Bingos eletrônicos e bets movimentam Atalaia do Norte (AM), município marcado pela vulnerabilidade social e conflitos na região amazônica
Localizada às margens do Rio Javari, em plena floresta amazônica, a cidade de Atalaia do Norte (AM) se tornou um novo ponto de expansão das casas de apostas. O fenômeno tem chamado a atenção por conquistar não apenas os moradores da área urbana, mas também integrantes de comunidades indígenas.
Em funcionamento na região, esses estabelecimentos oferecem desde apostas esportivas até bingos eletrônicos. Segundo funcionários locais, a procura é alta. “É 100% confiável. Ganhou, pagou”, afirmou Eduardo Costa, trabalhador de uma das casas. Ele relatou que indígenas saem de suas aldeias para participar dos jogos. “Eles vêm bastante. Ganham também”, disse.
O movimento diário passa de 100 clientes, e o momento mais esperado da semana é o bingo eletrônico de sexta-feira, que chega a pagar prêmios de até R$ 10 mil.
Vulnerabilidade social e riscos
Para especialistas, o cenário acende alertas. Aderbal Vieira, responsável pelo ambulatório de dependência de comportamentos do Proad/Unifesp, aponta que indígenas em áreas urbanas enfrentam maior vulnerabilidade, o que torna o jogo comparável ao consumo de álcool nesse contexto.
“O jogo está incendiando como um todo, atinge da periferia ao executivo. Certamente, as populações menos providas são as mais impactadas”, disse. Ele acrescenta que até recursos do Bolsa Família vêm sendo utilizados em apostas.
Realidade local
Com cerca de 20 mil habitantes e o terceiro pior IDH do Brasil, Atalaia do Norte vive da economia pública e da pesca. A cidade é também porta de entrada para o Vale do Javari, onde vivem cerca de 8 mil indígenas, muitos deles em grupos isolados.
A região ficou conhecida internacionalmente em 2022, após os assassinatos do indigenista Bruno Pereira e do jornalista britânico Dom Phillips, mortos por criminosos ligados à pesca ilegal. Desde então, conflitos, tráfico e a precariedade social continuam marcando o cotidiano local.
Na cidade, cenas comuns incluem famílias inteiras em motocicletas sem capacete, venda de combustível em garrafas PET e agora, casas de apostas funcionando em plena normalidade.
Alternativas sustentáveis
Para tentar melhorar a renda da população ribeirinha e indígena, iniciativas de manejo sustentável do pirarucu foram implementadas.
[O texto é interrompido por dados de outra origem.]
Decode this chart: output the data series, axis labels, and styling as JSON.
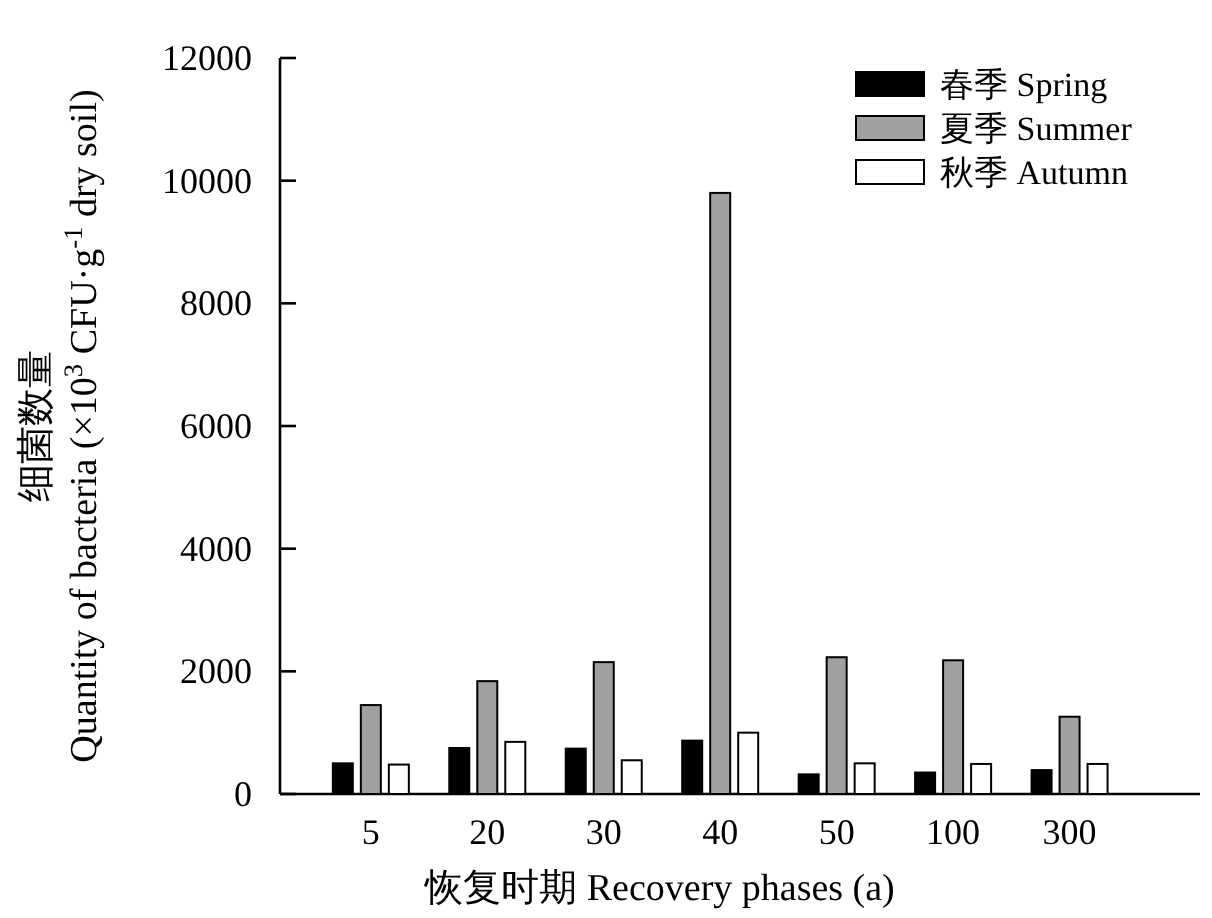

O projeto, que permite a pesca de até 30% da espécie em áreas delimitadas, gera renda e garante a preservação.
“A gente pretende continuar a pesca porque precisa melhorar a qualidade de vida da família indígena”, explicou Jorge Marubo, liderança local que aderiu ao manejo. Ele destacou a necessidade de apoio para adquirir barcos, motores e equipamentos.
O que diz a Funai
Em nota, a Fundação Nacional dos Povos Indígenas (Funai) afirmou que não é de sua competência fiscalizar jogos de azar. O órgão destacou que sua atuação está voltada a garantir serviços básicos às comunidades, inclusive na área de saúde mental, e a assegurar o respeito às práticas socioculturais dos povos indígenas.
Questões ligadas à regulação e controle das apostas devem ser tratadas pelo Ministério da Fazenda, segundo a fundação.